The Tenofovir Litigation Group aims to educate members and provide a forum to brainstorm ideas about the way to most effectively represent clients negatively impacted by tenofovir. The group provides member benefits such as access to pleadings, discovery, legal research, listserves, education programs, a medical literature database, and opportunities to share ideas in educational meetings.
Tenofovir is a nucleotide reverse transcriptase inhibitor (NRIT), one of the classes of antiretroviral medications used to prevent and/or treat certain viral infections like HIV-1 by blocking an enzyme needed in the replication process. Although tenofovir is extremely effective at inhibiting viral replication, it is highly toxic to human kidneys, bones, and teeth. From approximately 1990 to the present, Gilead has held the exclusive license to synthesize, develop, manufacture and sell tenofovir-based medications for the prevention and/or treatment of HIV-1.

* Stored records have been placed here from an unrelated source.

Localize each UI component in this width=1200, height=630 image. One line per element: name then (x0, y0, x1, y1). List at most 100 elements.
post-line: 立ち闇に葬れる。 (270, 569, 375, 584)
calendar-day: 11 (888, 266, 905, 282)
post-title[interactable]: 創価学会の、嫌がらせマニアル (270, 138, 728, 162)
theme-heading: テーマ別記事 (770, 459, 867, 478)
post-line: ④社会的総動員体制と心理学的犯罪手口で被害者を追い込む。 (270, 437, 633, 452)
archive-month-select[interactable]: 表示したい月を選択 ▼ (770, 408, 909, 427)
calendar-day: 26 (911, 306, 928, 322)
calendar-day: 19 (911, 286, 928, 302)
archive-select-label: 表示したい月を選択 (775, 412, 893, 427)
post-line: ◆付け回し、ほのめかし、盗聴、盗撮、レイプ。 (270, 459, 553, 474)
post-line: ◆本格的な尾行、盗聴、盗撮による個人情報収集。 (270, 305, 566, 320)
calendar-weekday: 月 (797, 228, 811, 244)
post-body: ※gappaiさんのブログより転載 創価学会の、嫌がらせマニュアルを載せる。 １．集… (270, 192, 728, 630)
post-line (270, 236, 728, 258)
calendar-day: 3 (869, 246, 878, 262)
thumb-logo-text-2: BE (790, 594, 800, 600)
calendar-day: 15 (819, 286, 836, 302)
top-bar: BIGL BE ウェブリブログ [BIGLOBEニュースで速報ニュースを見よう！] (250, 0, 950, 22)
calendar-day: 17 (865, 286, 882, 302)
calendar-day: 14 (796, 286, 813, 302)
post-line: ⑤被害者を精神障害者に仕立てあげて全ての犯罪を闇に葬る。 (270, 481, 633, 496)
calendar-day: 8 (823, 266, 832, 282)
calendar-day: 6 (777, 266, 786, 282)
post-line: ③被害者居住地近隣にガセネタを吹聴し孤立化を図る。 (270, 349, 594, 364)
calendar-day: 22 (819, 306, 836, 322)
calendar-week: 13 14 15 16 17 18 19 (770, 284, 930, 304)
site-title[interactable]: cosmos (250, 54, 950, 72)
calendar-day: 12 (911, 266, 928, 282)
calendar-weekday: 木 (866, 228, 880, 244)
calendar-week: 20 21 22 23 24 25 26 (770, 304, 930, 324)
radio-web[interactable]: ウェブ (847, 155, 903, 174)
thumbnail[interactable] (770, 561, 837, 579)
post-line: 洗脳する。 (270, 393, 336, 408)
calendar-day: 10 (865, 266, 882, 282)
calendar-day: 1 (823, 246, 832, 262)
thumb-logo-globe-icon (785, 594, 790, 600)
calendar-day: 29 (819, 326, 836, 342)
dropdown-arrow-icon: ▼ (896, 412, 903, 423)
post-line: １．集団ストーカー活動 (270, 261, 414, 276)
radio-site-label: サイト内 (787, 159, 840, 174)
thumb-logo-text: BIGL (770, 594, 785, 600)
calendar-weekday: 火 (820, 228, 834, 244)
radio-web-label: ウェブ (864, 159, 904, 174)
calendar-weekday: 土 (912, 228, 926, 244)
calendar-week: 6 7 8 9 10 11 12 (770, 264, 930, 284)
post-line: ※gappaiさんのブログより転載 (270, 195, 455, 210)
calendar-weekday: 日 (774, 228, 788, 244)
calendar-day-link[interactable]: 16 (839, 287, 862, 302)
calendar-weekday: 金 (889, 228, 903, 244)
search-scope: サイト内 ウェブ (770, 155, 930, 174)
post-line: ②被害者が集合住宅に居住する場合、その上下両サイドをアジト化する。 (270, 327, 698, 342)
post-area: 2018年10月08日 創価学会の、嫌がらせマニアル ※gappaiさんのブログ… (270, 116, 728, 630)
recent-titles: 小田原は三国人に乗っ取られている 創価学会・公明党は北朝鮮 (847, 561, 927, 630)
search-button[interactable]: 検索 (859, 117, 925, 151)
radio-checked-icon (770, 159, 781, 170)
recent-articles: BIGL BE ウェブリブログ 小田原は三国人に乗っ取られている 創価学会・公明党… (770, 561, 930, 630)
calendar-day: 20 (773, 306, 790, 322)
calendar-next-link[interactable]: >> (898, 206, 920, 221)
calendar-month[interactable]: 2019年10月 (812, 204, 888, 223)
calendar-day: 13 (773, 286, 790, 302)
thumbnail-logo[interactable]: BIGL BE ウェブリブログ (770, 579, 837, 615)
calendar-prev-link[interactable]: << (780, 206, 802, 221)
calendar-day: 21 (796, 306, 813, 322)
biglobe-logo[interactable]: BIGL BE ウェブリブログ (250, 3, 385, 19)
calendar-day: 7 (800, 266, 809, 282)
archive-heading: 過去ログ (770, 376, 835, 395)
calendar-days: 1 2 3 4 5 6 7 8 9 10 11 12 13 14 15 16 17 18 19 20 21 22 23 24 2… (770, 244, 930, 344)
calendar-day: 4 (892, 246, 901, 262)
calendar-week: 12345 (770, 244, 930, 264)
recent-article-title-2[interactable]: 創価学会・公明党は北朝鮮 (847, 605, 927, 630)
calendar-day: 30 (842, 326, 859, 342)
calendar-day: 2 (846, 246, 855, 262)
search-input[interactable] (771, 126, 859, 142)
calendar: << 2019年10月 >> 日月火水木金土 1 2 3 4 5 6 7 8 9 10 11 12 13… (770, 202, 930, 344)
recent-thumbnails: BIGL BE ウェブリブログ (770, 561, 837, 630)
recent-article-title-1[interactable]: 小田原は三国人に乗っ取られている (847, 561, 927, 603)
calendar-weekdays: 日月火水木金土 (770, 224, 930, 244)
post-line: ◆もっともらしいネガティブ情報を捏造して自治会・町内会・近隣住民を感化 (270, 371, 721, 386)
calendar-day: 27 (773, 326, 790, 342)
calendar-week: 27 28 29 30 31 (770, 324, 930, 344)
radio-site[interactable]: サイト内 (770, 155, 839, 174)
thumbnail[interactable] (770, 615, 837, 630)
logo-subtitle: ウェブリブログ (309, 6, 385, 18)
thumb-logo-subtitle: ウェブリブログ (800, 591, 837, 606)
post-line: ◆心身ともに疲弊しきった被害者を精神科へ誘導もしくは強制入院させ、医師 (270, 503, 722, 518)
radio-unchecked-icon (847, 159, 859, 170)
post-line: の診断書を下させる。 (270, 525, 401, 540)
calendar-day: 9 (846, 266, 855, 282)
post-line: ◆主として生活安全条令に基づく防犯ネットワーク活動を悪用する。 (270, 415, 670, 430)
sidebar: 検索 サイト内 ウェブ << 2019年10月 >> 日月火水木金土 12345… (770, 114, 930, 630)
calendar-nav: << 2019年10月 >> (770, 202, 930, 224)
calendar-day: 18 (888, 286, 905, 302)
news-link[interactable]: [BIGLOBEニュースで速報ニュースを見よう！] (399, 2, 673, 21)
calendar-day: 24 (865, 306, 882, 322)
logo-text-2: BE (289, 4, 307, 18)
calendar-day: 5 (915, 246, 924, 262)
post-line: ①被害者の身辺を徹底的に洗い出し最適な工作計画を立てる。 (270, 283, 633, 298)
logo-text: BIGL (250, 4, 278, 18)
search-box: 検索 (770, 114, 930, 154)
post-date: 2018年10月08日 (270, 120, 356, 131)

In exploring new ways to orally deliver highly toxic tenofovir into the body, Gilead simultaneously synthesized two “prodrug” formulations of the drug – tenofovir disoproxil fumarate (“TDF”) and tenofovir aladenamide fumarate (“TAF”). Following initial testing of both “prodrug” formulations between 1993 and 1998, Gilead learned that patients needed approximately 12 times more TDF than TAF in order to achieve the same therapeutic effect on viral replication. These differences in dosing also revealed significantly higher risks of long-term renal, bone, and teeth injuries for those patients treated with TDF as opposed to TAF.
Although Gilead knew throughout the development of both “prodrugs” that TAF was a safer, more effective, and overall better drug than TDF, it chose to elevate its own financial interests over patient health by abandoning the approval, manufacture, and sale of TAF in favor of the less effective, less safe TDF. Between 2001 and 2015, Gilead proceeded to maximize its stranglehold on tenofovir-based antiretroviral medications by developing, manufacturing and distributing five (5) TDF-based medications – Viread®, Truvada®, Atripla®, Complera® and Stribild® - all the while concealing the availability of TAF as an alternative tenofovir-based medication. Under this guise, Gilead was able to generate record profits in the market for antiretroviral medications before finally unveiling TAF as a “new”, “safer” drug in 2015, thus cementing its monopoly on tenofovir-based medications well into the 2030s.